A senior executive of Alphabet Inc's Google unit said on Monday that the company was notifying customers of 4,000 state-sponsored cyber-attacks per month.
Speaking at a Fortune magazine tech conference in Aspen, Colorado, Google senior vice president and Alphabet board member Diane Greene mentioned the figure while touting Google's security prowess.
The Internet search leader, which develops the Android mobile system and also offers email and a range of other applications for consumers, has led the way in notifying users of government spying. Others, including Microsoft, have since followed suit.
Google had previously said that it had been issuing tens of thousands of warnings every few months and that customers often upgraded their security in response.

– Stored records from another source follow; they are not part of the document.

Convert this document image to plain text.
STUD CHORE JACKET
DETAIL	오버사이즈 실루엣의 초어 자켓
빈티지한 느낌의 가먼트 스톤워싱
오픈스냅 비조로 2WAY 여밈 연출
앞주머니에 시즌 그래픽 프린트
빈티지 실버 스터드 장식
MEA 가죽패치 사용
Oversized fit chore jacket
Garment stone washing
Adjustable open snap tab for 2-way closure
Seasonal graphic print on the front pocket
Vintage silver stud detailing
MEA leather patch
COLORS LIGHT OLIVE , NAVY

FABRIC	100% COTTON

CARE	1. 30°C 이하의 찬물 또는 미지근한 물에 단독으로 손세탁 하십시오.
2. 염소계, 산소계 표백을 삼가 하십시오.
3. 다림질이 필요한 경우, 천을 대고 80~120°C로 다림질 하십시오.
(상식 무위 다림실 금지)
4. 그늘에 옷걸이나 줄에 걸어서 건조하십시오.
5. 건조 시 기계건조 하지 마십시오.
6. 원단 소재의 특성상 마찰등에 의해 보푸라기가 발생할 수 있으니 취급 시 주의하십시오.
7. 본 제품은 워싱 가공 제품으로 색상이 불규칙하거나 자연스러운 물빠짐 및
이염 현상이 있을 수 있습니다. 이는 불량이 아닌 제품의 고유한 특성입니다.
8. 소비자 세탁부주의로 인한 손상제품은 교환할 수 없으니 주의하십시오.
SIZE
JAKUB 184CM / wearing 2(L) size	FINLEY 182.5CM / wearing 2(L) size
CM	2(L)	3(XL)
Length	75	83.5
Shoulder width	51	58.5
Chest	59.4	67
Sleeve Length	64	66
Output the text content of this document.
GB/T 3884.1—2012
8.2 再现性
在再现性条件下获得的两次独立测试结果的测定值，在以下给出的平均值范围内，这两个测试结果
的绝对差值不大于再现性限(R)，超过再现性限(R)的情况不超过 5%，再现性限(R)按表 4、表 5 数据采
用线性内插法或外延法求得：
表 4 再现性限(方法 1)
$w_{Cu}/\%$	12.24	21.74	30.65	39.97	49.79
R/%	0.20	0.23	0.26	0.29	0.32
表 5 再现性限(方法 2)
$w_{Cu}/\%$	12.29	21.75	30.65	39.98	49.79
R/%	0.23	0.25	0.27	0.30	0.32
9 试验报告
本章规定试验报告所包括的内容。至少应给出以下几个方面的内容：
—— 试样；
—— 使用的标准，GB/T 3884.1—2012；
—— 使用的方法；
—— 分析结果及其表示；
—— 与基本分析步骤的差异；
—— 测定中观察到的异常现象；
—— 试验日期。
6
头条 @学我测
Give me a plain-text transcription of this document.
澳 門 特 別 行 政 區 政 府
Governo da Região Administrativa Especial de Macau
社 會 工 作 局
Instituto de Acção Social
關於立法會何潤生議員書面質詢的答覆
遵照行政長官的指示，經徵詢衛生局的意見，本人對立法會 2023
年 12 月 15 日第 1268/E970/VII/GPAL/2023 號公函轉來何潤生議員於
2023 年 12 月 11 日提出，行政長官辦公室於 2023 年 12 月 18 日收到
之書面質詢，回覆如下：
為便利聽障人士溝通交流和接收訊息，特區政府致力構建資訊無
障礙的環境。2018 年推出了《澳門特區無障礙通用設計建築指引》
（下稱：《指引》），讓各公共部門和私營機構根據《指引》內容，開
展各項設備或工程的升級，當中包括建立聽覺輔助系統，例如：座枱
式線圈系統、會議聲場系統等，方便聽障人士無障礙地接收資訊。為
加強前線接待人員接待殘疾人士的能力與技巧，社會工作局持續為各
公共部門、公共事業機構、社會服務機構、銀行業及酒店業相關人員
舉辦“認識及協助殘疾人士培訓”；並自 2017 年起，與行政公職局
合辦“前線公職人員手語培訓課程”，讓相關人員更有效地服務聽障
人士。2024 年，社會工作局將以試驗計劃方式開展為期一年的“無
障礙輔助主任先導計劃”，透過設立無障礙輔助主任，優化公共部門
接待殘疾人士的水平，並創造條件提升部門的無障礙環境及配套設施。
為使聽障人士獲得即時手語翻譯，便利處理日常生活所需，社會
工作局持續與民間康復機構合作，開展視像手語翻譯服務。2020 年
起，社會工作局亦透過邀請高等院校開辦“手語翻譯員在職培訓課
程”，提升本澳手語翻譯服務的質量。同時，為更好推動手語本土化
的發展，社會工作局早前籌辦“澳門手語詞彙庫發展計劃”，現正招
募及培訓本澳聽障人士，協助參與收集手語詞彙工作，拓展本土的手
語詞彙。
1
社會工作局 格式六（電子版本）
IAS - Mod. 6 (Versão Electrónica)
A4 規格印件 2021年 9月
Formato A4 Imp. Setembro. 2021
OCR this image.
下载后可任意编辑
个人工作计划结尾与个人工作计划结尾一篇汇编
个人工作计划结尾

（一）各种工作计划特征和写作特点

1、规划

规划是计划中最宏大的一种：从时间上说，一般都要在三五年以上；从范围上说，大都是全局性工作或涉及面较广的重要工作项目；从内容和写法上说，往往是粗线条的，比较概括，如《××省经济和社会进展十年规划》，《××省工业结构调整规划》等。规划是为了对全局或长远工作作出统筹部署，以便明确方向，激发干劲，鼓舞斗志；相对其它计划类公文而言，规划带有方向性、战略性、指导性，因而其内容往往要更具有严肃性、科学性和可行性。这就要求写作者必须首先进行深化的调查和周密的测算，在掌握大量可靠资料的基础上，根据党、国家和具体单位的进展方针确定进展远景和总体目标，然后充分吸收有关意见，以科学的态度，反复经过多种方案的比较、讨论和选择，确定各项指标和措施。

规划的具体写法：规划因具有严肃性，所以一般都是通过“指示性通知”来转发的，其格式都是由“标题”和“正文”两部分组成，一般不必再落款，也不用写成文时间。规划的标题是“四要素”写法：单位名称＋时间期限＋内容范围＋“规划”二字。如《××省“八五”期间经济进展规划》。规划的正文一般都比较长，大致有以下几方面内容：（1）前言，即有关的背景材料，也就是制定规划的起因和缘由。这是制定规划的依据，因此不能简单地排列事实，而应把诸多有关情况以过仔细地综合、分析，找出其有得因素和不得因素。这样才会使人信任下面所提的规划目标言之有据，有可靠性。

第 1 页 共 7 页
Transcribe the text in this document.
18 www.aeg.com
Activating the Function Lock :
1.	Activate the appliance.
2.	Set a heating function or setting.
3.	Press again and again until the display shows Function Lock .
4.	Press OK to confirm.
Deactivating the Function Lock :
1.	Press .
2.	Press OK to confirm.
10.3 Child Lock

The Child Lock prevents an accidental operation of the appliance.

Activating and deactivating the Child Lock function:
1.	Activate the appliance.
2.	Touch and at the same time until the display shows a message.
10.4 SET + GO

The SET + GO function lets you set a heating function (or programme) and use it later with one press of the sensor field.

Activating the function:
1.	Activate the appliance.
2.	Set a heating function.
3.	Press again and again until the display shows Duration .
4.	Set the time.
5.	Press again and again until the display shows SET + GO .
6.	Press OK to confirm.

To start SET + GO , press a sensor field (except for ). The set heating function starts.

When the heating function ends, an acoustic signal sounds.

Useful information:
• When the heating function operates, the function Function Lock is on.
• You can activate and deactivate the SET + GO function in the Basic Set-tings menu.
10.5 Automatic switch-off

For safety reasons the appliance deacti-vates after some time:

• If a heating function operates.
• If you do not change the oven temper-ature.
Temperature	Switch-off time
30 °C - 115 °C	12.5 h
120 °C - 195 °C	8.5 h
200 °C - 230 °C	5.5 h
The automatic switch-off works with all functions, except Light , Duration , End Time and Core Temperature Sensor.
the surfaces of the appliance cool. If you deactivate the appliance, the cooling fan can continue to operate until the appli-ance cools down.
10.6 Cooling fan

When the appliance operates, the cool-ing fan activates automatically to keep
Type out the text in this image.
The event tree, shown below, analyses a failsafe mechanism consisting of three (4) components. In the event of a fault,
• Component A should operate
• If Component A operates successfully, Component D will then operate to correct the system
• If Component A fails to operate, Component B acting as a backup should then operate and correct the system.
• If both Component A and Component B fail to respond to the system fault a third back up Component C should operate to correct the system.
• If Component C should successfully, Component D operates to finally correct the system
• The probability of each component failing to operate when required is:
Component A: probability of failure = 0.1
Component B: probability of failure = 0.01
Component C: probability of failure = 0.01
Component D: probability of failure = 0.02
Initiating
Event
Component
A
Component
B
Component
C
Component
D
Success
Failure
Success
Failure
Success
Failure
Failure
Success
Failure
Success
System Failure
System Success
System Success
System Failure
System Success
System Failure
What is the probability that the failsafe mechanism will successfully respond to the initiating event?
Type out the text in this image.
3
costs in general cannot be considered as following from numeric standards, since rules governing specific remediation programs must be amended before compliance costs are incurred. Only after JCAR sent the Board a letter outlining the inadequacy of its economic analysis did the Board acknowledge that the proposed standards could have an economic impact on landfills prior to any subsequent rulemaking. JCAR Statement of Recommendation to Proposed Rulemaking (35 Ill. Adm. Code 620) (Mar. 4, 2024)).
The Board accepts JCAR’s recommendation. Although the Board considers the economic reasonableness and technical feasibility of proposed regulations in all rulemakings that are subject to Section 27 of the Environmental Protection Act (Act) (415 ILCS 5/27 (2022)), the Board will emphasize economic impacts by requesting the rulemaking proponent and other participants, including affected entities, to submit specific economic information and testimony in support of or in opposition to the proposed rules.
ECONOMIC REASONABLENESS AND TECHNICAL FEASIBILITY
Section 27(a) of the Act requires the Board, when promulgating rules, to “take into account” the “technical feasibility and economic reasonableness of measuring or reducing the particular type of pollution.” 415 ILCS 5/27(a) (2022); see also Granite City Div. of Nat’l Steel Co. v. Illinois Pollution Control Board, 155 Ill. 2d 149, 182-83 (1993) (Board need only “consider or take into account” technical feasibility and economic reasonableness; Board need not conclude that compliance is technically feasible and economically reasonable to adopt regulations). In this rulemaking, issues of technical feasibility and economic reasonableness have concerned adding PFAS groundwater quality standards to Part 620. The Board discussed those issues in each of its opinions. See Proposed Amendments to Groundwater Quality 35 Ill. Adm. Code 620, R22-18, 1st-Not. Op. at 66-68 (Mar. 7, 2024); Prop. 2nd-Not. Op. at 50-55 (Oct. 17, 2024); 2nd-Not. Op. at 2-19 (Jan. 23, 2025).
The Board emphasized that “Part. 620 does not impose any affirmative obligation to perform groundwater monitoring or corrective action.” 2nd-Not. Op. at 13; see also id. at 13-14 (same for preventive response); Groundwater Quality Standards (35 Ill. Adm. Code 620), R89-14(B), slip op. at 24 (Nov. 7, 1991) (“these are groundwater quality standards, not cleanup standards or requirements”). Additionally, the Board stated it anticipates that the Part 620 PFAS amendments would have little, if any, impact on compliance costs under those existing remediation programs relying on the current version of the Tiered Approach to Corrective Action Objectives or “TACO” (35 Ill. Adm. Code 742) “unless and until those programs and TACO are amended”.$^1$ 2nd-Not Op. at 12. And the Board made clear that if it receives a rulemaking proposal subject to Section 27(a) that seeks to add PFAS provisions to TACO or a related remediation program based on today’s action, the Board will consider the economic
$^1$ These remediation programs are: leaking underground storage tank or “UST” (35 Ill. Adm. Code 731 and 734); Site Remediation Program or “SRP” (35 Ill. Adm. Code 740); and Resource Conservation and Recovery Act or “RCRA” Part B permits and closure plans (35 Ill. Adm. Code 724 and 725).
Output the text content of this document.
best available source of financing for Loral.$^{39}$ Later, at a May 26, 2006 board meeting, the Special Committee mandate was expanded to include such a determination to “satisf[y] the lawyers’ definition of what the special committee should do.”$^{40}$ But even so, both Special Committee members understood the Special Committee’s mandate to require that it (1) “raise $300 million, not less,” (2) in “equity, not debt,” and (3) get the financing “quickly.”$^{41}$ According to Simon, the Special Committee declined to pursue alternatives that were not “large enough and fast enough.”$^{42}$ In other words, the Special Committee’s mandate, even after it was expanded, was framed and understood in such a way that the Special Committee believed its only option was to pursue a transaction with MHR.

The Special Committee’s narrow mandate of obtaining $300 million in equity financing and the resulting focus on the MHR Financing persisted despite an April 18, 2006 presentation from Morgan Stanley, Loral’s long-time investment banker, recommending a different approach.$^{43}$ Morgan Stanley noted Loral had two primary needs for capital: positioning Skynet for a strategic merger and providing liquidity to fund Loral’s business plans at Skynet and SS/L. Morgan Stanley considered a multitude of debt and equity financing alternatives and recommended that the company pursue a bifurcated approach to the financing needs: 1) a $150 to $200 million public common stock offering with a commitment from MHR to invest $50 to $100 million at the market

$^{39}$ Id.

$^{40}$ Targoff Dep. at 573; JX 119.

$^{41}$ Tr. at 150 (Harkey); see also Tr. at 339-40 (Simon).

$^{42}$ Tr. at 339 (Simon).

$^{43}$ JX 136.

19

In the meanwhile, a commercial data transfer pact provisionally agreed by the EU executive and the United States in February received the green light from EU governments on Friday, the European Commission said, paving the way for it to come into effect this week.
Its introduction should end months of legal limbo for companies such as Google, Facebook and MasterCard after the EU's top court struck down the previous data transfer framework, Safe Harbour, on concerns about intrusive US surveillance.
Representatives of European Union member states mostly voted in favour of the EU-US Privacy Shield, but there were abstentions from Austria, Slovenia, Bulgaria and Croatia, sources said. Austria and Slovenia have voiced concerns that the pact does not go far enough to secure their citizens' privacy.